On the whole, these ambiguities surrounding the various WTO provisions magnify the problem of reaching consensus and also lead to abuse. Hence, it is also, by no way, suitable for a deep integration scheme involving two groups of economies at extremely different levels of development, as is the case between the EU and most of the ACP economies.
c. The Waiver is by Design WTO Inconsistent
Any EPA that does not satisfy the conditions set in articles, when jointly interpreted, is likely to be WTO inconsistent, and can only be pushed through by a waiver permitting derogation from MFN. The disadvantage with a waiver is that it does not provide a sustainable solution. Also, to go through, it must be supported by at least 75 percent of WTO members. The combined strength of the ACP WTO members (55) and EU (15) is 70, which out of total WTO membership of 135 is equivalent to 52 percent.[2] Thus, at the current standing, support from an additional 31 members is necessary, to attain at least 75 percent of vote.
Additionally, even if granted, a waiver does not offer waterproof protection of the preferential arrangements. Concretely, despite the granting of a waiver, special preferences to the ACP states can be challenged any other WTO member.

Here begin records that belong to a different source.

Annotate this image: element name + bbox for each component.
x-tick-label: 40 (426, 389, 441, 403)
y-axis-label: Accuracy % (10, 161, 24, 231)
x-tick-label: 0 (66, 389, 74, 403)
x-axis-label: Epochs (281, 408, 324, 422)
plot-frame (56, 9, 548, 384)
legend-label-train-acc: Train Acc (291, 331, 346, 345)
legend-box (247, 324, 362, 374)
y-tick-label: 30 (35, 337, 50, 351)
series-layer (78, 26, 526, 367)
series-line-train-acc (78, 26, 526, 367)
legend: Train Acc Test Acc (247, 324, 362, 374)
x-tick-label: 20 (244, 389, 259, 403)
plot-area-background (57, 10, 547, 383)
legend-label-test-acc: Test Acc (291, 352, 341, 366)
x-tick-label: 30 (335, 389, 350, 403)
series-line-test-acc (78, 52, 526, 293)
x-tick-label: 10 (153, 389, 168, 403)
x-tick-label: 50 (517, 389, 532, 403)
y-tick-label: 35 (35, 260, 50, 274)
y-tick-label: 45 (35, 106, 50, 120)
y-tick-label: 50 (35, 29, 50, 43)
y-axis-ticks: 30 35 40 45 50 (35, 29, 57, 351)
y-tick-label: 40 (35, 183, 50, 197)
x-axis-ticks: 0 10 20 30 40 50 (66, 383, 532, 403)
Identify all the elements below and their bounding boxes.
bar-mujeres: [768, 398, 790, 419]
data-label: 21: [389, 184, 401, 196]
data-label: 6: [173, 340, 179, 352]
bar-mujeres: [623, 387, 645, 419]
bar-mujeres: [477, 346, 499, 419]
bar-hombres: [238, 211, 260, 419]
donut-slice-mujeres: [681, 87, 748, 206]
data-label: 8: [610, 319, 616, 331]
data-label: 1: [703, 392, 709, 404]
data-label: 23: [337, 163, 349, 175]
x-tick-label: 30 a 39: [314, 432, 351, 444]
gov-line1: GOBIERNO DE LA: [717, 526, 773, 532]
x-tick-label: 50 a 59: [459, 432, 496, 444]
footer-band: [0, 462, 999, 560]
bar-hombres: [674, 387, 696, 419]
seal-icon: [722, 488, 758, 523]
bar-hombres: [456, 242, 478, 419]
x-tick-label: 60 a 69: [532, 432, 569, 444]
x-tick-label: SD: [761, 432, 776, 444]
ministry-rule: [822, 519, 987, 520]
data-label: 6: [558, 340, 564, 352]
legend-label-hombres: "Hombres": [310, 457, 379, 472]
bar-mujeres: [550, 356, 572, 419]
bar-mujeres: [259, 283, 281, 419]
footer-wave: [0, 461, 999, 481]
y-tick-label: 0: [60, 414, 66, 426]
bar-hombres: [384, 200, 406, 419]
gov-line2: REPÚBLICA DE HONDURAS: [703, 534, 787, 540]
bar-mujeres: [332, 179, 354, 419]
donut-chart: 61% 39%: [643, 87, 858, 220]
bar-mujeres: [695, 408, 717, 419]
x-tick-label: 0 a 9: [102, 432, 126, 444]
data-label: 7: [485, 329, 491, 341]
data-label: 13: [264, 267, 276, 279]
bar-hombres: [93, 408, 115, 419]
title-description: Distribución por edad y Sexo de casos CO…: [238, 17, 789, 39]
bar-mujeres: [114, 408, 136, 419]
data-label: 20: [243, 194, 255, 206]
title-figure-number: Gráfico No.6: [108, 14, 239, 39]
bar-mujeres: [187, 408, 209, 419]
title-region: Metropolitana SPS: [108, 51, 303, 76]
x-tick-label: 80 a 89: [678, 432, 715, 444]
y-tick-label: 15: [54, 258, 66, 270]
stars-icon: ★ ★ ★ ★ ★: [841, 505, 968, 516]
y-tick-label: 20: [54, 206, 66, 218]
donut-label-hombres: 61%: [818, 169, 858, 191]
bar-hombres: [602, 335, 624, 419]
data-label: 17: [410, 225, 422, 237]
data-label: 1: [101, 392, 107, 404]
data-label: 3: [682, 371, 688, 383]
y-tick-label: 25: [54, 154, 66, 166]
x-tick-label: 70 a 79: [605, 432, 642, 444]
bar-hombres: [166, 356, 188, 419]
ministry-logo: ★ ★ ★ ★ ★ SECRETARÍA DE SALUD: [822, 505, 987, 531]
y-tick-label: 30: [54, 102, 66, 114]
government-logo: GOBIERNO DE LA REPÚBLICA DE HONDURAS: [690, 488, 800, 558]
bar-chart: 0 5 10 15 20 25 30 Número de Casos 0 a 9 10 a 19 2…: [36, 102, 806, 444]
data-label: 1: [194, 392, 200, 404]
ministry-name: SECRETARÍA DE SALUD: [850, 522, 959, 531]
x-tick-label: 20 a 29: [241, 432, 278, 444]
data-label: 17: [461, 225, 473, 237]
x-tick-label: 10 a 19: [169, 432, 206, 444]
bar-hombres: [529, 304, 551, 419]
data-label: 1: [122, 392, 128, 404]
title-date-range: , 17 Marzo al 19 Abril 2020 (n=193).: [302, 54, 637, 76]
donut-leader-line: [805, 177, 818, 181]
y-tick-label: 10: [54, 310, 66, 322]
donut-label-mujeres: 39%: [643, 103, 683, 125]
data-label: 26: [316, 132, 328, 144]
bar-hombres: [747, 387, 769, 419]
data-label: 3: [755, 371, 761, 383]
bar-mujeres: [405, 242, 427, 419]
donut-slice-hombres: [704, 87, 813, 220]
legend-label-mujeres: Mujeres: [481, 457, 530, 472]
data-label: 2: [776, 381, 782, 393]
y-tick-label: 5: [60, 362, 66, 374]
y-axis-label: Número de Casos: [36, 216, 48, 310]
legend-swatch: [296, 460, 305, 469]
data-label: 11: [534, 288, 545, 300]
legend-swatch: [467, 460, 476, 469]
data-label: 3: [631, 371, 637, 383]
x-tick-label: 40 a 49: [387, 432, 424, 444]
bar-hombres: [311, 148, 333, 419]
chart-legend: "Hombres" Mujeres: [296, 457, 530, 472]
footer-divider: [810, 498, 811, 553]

The banana litigation, the case against India’s quantitative restrictions, as well as the case against Turkey’s quantitative restrictions provide good example of what might be in store for those EU and ACP pundits who think that they can get away with it (Matambalya and Wolf, forthcoming).
C. A Host of Technical Barriers Jeopardises the Implementation of EPAs
There are also a host of technical barriers, which have varying influence on the EPA as a trade regime development co-operation model as a whole. In this regard, the poor articulation of the real and potential impediments in establishing EPAs. These, de facto technical impossibilities, underline the inherent ambiguity of the arrangement. Notably, EPAs foresee differential treatment of and less developed or non-least developed countries (LDCs) among the ACP states. Hence, LLDCs may be discouraged to participate in integration schemes, thereby complicating the geography of regionalisation and weakening the regionalisation schemes altogether.

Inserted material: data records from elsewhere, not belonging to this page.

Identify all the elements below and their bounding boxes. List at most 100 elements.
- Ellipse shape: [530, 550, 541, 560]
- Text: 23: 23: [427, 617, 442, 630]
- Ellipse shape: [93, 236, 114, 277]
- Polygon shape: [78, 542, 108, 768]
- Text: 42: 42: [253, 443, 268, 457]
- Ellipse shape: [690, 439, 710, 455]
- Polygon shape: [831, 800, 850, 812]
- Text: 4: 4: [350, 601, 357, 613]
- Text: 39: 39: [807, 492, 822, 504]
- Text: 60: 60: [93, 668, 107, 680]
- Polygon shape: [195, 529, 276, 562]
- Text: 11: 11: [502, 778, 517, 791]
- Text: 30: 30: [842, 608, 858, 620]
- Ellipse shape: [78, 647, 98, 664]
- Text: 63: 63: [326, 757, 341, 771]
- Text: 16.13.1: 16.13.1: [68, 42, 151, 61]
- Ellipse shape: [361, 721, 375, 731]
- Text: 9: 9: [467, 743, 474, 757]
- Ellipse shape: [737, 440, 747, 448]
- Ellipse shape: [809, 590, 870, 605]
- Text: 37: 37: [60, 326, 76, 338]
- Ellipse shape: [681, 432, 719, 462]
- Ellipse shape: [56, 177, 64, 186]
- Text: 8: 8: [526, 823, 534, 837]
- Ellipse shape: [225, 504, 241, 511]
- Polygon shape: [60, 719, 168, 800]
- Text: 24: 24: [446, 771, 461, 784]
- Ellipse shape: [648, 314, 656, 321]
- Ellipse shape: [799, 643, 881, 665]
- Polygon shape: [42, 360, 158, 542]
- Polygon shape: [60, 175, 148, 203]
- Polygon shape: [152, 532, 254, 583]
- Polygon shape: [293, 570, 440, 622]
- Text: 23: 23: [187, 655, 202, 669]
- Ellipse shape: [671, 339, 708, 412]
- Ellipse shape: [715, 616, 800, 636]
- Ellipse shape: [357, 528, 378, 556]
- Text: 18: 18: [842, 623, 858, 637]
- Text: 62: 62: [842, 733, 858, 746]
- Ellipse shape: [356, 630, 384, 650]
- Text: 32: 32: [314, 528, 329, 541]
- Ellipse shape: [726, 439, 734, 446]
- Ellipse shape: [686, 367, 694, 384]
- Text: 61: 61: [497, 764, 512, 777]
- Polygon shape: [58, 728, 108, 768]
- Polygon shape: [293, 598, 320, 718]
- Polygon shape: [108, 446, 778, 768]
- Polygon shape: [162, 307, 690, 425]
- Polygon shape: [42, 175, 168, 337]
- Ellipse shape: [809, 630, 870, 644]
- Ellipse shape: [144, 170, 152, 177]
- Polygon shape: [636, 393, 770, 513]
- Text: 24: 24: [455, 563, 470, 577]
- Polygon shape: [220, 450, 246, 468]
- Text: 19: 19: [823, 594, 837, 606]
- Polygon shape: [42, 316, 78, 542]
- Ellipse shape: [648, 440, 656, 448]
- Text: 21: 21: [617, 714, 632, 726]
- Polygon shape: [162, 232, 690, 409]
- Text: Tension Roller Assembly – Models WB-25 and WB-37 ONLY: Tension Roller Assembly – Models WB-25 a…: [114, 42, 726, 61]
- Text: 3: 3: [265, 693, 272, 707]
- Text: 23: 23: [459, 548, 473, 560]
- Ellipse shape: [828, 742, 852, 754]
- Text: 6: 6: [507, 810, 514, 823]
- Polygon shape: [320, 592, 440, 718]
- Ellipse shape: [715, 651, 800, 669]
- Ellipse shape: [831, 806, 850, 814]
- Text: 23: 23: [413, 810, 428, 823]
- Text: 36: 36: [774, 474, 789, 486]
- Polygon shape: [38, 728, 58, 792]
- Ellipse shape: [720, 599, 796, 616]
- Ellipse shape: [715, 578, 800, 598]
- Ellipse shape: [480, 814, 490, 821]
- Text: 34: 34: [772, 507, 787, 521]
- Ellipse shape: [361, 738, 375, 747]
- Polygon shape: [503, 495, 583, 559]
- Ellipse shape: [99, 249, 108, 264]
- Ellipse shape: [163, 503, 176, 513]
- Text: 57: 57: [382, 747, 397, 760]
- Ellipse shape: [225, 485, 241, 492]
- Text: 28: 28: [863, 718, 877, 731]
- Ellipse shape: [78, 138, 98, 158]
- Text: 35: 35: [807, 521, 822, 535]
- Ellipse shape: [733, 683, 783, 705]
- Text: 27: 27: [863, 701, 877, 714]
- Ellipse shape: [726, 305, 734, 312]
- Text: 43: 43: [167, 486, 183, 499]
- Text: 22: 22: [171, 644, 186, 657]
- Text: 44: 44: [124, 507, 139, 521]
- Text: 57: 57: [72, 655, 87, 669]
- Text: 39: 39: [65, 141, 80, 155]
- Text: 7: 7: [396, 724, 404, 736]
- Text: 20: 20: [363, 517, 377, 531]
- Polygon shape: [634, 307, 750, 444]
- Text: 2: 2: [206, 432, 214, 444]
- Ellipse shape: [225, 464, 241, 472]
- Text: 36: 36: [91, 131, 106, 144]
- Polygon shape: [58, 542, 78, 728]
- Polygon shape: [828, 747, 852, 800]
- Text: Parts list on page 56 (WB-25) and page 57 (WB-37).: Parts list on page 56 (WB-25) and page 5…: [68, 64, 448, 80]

The proliferation of integration schemes in the absence of clear geography of regionalisation, is one of the greatest challenges to the determination of the appropriate „geography of regionalisation“ in most African ACP states. In Eastern and Southern Africa, for instance, there are currently 4 major integration schemes (i.e., COMESA, EAC, SACU and SADC), with one integration programme (i.e., the IOC) systematically consolidating itself. Besides, there are 3 more integration schemes, i.e., the Common Monetary Area (CMA), Intergovernmental Authority on Development (IGAD), and the Indian Ocean Rim Association for Regional Co-operation (IORARC). Also, several countries in the region maintain bilateral arrangements in different forms, e.g., development corridors. Such arrangements exit between, for example, Mozambique and Tanzania, Tanzania and Zambia, etc. Besides, some countries of the region are involved in cross-border initiatives (CBIs).